[PATCH] D47849: [OpenMP][Clang][NVPTX] Enable math functions called in an OpenMP NVPTX target device region to be resolved as device-native function calls

Wed Aug 8 06:39:07 PDT 2018

Hahnfeld added a comment.

In https://reviews.llvm.org/D47849#1192134, @gtbercea wrote:

> This patch is concerned with calling device functions when you're on the device. The correctness issues you mention are orthogonal to this and should be handled by another patch. I don't think this patch should be held up any longer.

I'm confused by now, could you please highlight the point that I'm missing?

IIRC you started to work on this to fix the problem with inline assembly (see https://reviews.llvm.org/D47849#1125019). AFAICS this patch fixes declarations of math functions but you still cannot include `math.h` which most "correct" codes do.

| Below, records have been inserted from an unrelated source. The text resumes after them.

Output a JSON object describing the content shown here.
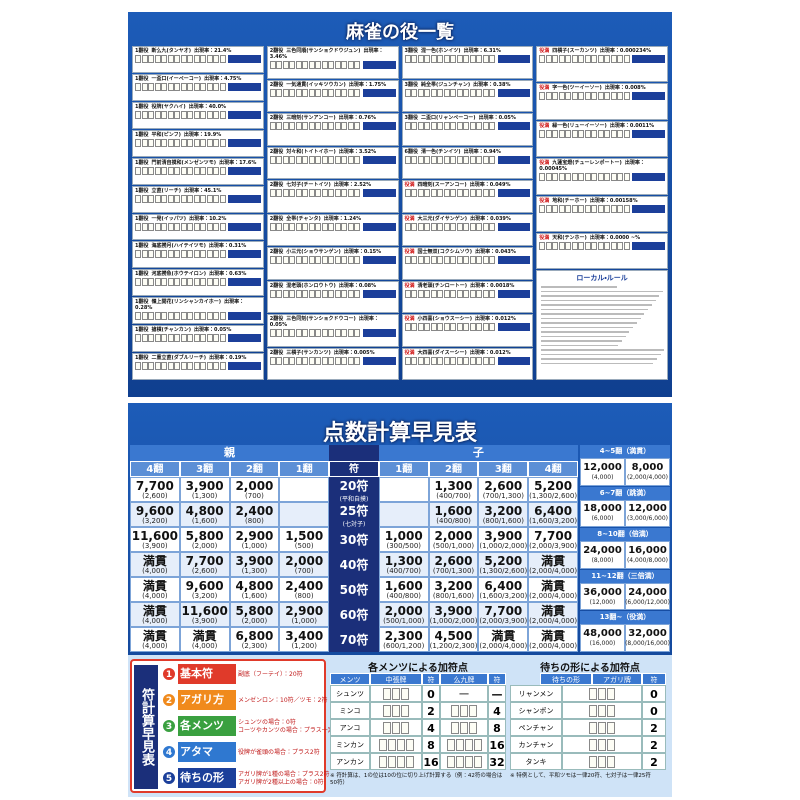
{
  "yaku_sheet": {
    "title": "麻雀の役一覧",
    "columns": [
      [
        {
          "han": "1翻役",
          "name": "断么九(タンヤオ)",
          "rate": "出現率：21.4%"
        },
        {
          "han": "1翻役",
          "name": "一盃口(イーペーコー)",
          "rate": "出現率：4.75%"
        },
        {
          "han": "1翻役",
          "name": "役牌(ヤクハイ)",
          "rate": "出現率：40.0%"
        },
        {
          "han": "1翻役",
          "name": "平和(ピンフ)",
          "rate": "出現率：19.9%"
        },
        {
          "han": "1翻役",
          "name": "門前清自摸和(メンゼンツモ)",
          "rate": "出現率：17.6%"
        },
        {
          "han": "1翻役",
          "name": "立直(リーチ)",
          "rate": "出現率：45.1%"
        },
        {
          "han": "1翻役",
          "name": "一発(イッパツ)",
          "rate": "出現率：10.2%"
        },
        {
          "han": "1翻役",
          "name": "海底撈月(ハイテイツモ)",
          "rate": "出現率：0.31%"
        },
        {
          "han": "1翻役",
          "name": "河底撈魚(ホウテイロン)",
          "rate": "出現率：0.63%"
        },
        {
          "han": "1翻役",
          "name": "嶺上開花(リンシャンカイホー)",
          "rate": "出現率：0.28%"
        },
        {
          "han": "1翻役",
          "name": "搶槓(チャンカン)",
          "rate": "出現率：0.05%"
        },
        {
          "han": "1翻役",
          "name": "二重立直(ダブルリーチ)",
          "rate": "出現率：0.19%"
        }
      ],
      [
        {
          "han": "2翻役",
          "name": "三色同順(サンショクドウジュン)",
          "rate": "出現率：3.46%"
        },
        {
          "han": "2翻役",
          "name": "一気通貫(イッキツウカン)",
          "rate": "出現率：1.75%"
        },
        {
          "han": "2翻役",
          "name": "三暗刻(サンアンコー)",
          "rate": "出現率：0.76%"
        },
        {
          "han": "2翻役",
          "name": "対々和(トイトイホー)",
          "rate": "出現率：3.52%"
        },
        {
          "han": "2翻役",
          "name": "七対子(チートイツ)",
          "rate": "出現率：2.52%"
        },
        {
          "han": "2翻役",
          "name": "全帯(チャンタ)",
          "rate": "出現率：1.24%"
        },
        {
          "han": "2翻役",
          "name": "小三元(ショウサンゲン)",
          "rate": "出現率：0.15%"
        },
        {
          "han": "2翻役",
          "name": "混老頭(ホンロウトウ)",
          "rate": "出現率：0.08%"
        },
        {
          "han": "2翻役",
          "name": "三色同刻(サンショクドウコー)",
          "rate": "出現率：0.05%"
        },
        {
          "han": "2翻役",
          "name": "三槓子(サンカンツ)",
          "rate": "出現率：0.005%"
        }
      ],
      [
        {
          "han": "3翻役",
          "name": "混一色(ホンイツ)",
          "rate": "出現率：6.31%"
        },
        {
          "han": "3翻役",
          "name": "純全帯(ジュンチャン)",
          "rate": "出現率：0.38%"
        },
        {
          "han": "3翻役",
          "name": "二盃口(リャンペーコー)",
          "rate": "出現率：0.05%"
        },
        {
          "han": "6翻役",
          "name": "清一色(チンイツ)",
          "rate": "出現率：0.94%"
        },
        {
          "han": "役満",
          "name": "四暗刻(スーアンコー)",
          "rate": "出現率：0.049%"
        },
        {
          "han": "役満",
          "name": "大三元(ダイサンゲン)",
          "rate": "出現率：0.039%"
        },
        {
          "han": "役満",
          "name": "国士無双(コクシムソウ)",
          "rate": "出現率：0.043%"
        },
        {
          "han": "役満",
          "name": "清老頭(チンロートー)",
          "rate": "出現率：0.0018%"
        },
        {
          "han": "役満",
          "name": "小四喜(ショウスーシー)",
          "rate": "出現率：0.012%"
        },
        {
          "han": "役満",
          "name": "大四喜(ダイスーシー)",
          "rate": "出現率：0.012%"
        }
      ],
      [
        {
          "han": "役満",
          "name": "四槓子(スーカンツ)",
          "rate": "出現率：0.000234%"
        },
        {
          "han": "役満",
          "name": "字一色(ツーイーソー)",
          "rate": "出現率：0.008%"
        },
        {
          "han": "役満",
          "name": "緑一色(リューイーソー)",
          "rate": "出現率：0.0011%"
        },
        {
          "han": "役満",
          "name": "九蓮宝燈(チューレンポートー)",
          "rate": "出現率：0.00045%"
        },
        {
          "han": "役満",
          "name": "地和(チーホー)",
          "rate": "出現率：0.00158%"
        },
        {
          "han": "役満",
          "name": "天和(テンホー)",
          "rate": "出現率：0.0000 ~%"
        }
      ]
    ],
    "local_rule_title": "ローカル・ルール"
  },
  "score_sheet": {
    "title": "点数計算早見表",
    "dealer": "親",
    "non_dealer": "子",
    "fu_header": "符",
    "han_headers_dealer": [
      "4翻",
      "3翻",
      "2翻",
      "1翻"
    ],
    "han_headers_non_dealer": [
      "1翻",
      "2翻",
      "3翻",
      "4翻"
    ],
    "rows": [
      {
        "fu": "20符",
        "fu_note": "(平和自摸)",
        "dealer": [
          {
            "score": "7,700",
            "detail": "(2,600)"
          },
          {
            "score": "3,900",
            "detail": "(1,300)"
          },
          {
            "score": "2,000",
            "detail": "(700)"
          },
          null
        ],
        "non_dealer": [
          null,
          {
            "score": "1,300",
            "detail": "(400/700)"
          },
          {
            "score": "2,600",
            "detail": "(700/1,300)"
          },
          {
            "score": "5,200",
            "detail": "(1,300/2,600)"
          }
        ]
      },
      {
        "fu": "25符",
        "fu_note": "(七対子)",
        "dealer": [
          {
            "score": "9,600",
            "detail": "(3,200)"
          },
          {
            "score": "4,800",
            "detail": "(1,600)"
          },
          {
            "score": "2,400",
            "detail": "(800)"
          },
          null
        ],
        "non_dealer": [
          null,
          {
            "score": "1,600",
            "detail": "(400/800)"
          },
          {
            "score": "3,200",
            "detail": "(800/1,600)"
          },
          {
            "score": "6,400",
            "detail": "(1,600/3,200)"
          }
        ]
      },
      {
        "fu": "30符",
        "dealer": [
          {
            "score": "11,600",
            "detail": "(3,900)"
          },
          {
            "score": "5,800",
            "detail": "(2,000)"
          },
          {
            "score": "2,900",
            "detail": "(1,000)"
          },
          {
            "score": "1,500",
            "detail": "(500)"
          }
        ],
        "non_dealer": [
          {
            "score": "1,000",
            "detail": "(300/500)"
          },
          {
            "score": "2,000",
            "detail": "(500/1,000)"
          },
          {
            "score": "3,900",
            "detail": "(1,000/2,000)"
          },
          {
            "score": "7,700",
            "detail": "(2,000/3,900)"
          }
        ]
      },
      {
        "fu": "40符",
        "dealer": [
          {
            "score": "満貫",
            "detail": "(4,000)"
          },
          {
            "score": "7,700",
            "detail": "(2,600)"
          },
          {
            "score": "3,900",
            "detail": "(1,300)"
          },
          {
            "score": "2,000",
            "detail": "(700)"
          }
        ],
        "non_dealer": [
          {
            "score": "1,300",
            "detail": "(400/700)"
          },
          {
            "score": "2,600",
            "detail": "(700/1,300)"
          },
          {
            "score": "5,200",
            "detail": "(1,300/2,600)"
          },
          {
            "score": "満貫",
            "detail": "(2,000/4,000)"
          }
        ]
      },
      {
        "fu": "50符",
        "dealer": [
          {
            "score": "満貫",
            "detail": "(4,000)"
          },
          {
            "score": "9,600",
            "detail": "(3,200)"
          },
          {
            "score": "4,800",
            "detail": "(1,600)"
          },
          {
            "score": "2,400",
            "detail": "(800)"
          }
        ],
        "non_dealer": [
          {
            "score": "1,600",
            "detail": "(400/800)"
          },
          {
            "score": "3,200",
            "detail": "(800/1,600)"
          },
          {
            "score": "6,400",
            "detail": "(1,600/3,200)"
          },
          {
            "score": "満貫",
            "detail": "(2,000/4,000)"
          }
        ]
      },
      {
        "fu": "60符",
        "dealer": [
          {
            "score": "満貫",
            "detail": "(4,000)"
          },
          {
            "score": "11,600",
            "detail": "(3,900)"
          },
          {
            "score": "5,800",
            "detail": "(2,000)"
          },
          {
            "score": "2,900",
            "detail": "(1,000)"
          }
        ],
        "non_dealer": [
          {
            "score": "2,000",
            "detail": "(500/1,000)"
          },
          {
            "score": "3,900",
            "detail": "(1,000/2,000)"
          },
          {
            "score": "7,700",
            "detail": "(2,000/3,900)"
          },
          {
            "score": "満貫",
            "detail": "(2,000/4,000)"
          }
        ]
      },
      {
        "fu": "70符",
        "dealer": [
          {
            "score": "満貫",
            "detail": "(4,000)"
          },
          {
            "score": "満貫",
            "detail": "(4,000)"
          },
          {
            "score": "6,800",
            "detail": "(2,300)"
          },
          {
            "score": "3,400",
            "detail": "(1,200)"
          }
        ],
        "non_dealer": [
          {
            "score": "2,300",
            "detail": "(600/1,200)"
          },
          {
            "score": "4,500",
            "detail": "(1,200/2,300)"
          },
          {
            "score": "満貫",
            "detail": "(2,000/4,000)"
          },
          {
            "score": "満貫",
            "detail": "(2,000/4,000)"
          }
        ]
      }
    ],
    "limits": [
      {
        "label": "4~5翻（満貫）",
        "dealer": {
          "score": "12,000",
          "detail": "(4,000)"
        },
        "non_dealer": {
          "score": "8,000",
          "detail": "(2,000/4,000)"
        }
      },
      {
        "label": "6~7翻（跳満）",
        "dealer": {
          "score": "18,000",
          "detail": "(6,000)"
        },
        "non_dealer": {
          "score": "12,000",
          "detail": "(3,000/6,000)"
        }
      },
      {
        "label": "8~10翻（倍満）",
        "dealer": {
          "score": "24,000",
          "detail": "(8,000)"
        },
        "non_dealer": {
          "score": "16,000",
          "detail": "(4,000/8,000)"
        }
      },
      {
        "label": "11~12翻（三倍満）",
        "dealer": {
          "score": "36,000",
          "detail": "(12,000)"
        },
        "non_dealer": {
          "score": "24,000",
          "detail": "(6,000/12,000)"
        }
      },
      {
        "label": "13翻~（役満）",
        "dealer": {
          "score": "48,000",
          "detail": "(16,000)"
        },
        "non_dealer": {
          "score": "32,000",
          "detail": "(8,000/16,000)"
        }
      }
    ]
  },
  "fu_guide": {
    "title": "符計算早見表",
    "steps": [
      {
        "num": "1",
        "name": "基本符",
        "desc": [
          "副底（フーテイ）：20符"
        ]
      },
      {
        "num": "2",
        "name": "アガリ方",
        "desc": [
          "メンゼンロン：10符／ツモ：2符"
        ]
      },
      {
        "num": "3",
        "name": "各メンツ",
        "desc": [
          "シュンツの場合：0符",
          "コーツやカンツの場合：プラス一定符"
        ]
      },
      {
        "num": "4",
        "name": "アタマ",
        "desc": [
          "役牌が雀頭の場合：プラス2符"
        ]
      },
      {
        "num": "5",
        "name": "待ちの形",
        "desc": [
          "アガリ牌が1種の場合：プラス2符",
          "アガリ牌が2種以上の場合：0符"
        ]
      }
    ]
  },
  "meld_table": {
    "title": "各メンツによる加符点",
    "headers": [
      "メンツ",
      "中張牌",
      "符",
      "么九牌",
      "符"
    ],
    "rows": [
      {
        "name": "シュンツ",
        "simple_fu": 0,
        "terminal_tiles": "一",
        "terminal_fu": "—"
      },
      {
        "name": "ミンコ",
        "simple_fu": 2,
        "terminal_fu": 4
      },
      {
        "name": "アンコ",
        "simple_fu": 4,
        "terminal_fu": 8
      },
      {
        "name": "ミンカン",
        "simple_fu": 8,
        "terminal_fu": 16
      },
      {
        "name": "アンカン",
        "simple_fu": 16,
        "terminal_fu": 32
      }
    ],
    "note": "※ 符計算は、1の位は10の位に切り上げ計算する（例：42符の場合は50符）"
  },
  "wait_table": {
    "title": "待ちの形による加符点",
    "headers": [
      "待ちの形",
      "アガリ牌",
      "符"
    ],
    "rows": [
      {
        "name": "リャンメン",
        "fu": 0
      },
      {
        "name": "シャンポン",
        "fu": 0
      },
      {
        "name": "ペンチャン",
        "fu": 2
      },
      {
        "name": "カンチャン",
        "fu": 2
      },
      {
        "name": "タンキ",
        "fu": 2
      }
    ],
    "note": "※ 特例として、平和ツモは一律20符、七対子は一律25符"
  }
}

In https://reviews.llvm.org/D47849#1170670, @tra wrote:

> The rumors of "high performance" functions in the libdevice are somewhat exaggerated , IMO. If you take a look at the IR in the libdevice of recent CUDA version, you will see that a lot of the functions just call their llvm counterpart. If it turns out that in some case llvm generates slower code than what nvidia provides, I'm sure it will be possible to implement a reasonably fast replacement.

So regarding performance it's not yet clear to me which cases actually benefit: Is there a particular function that is slow if LLVM's backend resolves the call vs. the wrapper script directly calls libdevice?
If I understand @tra's comment correctly, I think we should have clear evidence (ie a small "benchmark") that this patch actually improves performance.

Repository:
  rC Clang

https://reviews.llvm.org/D47849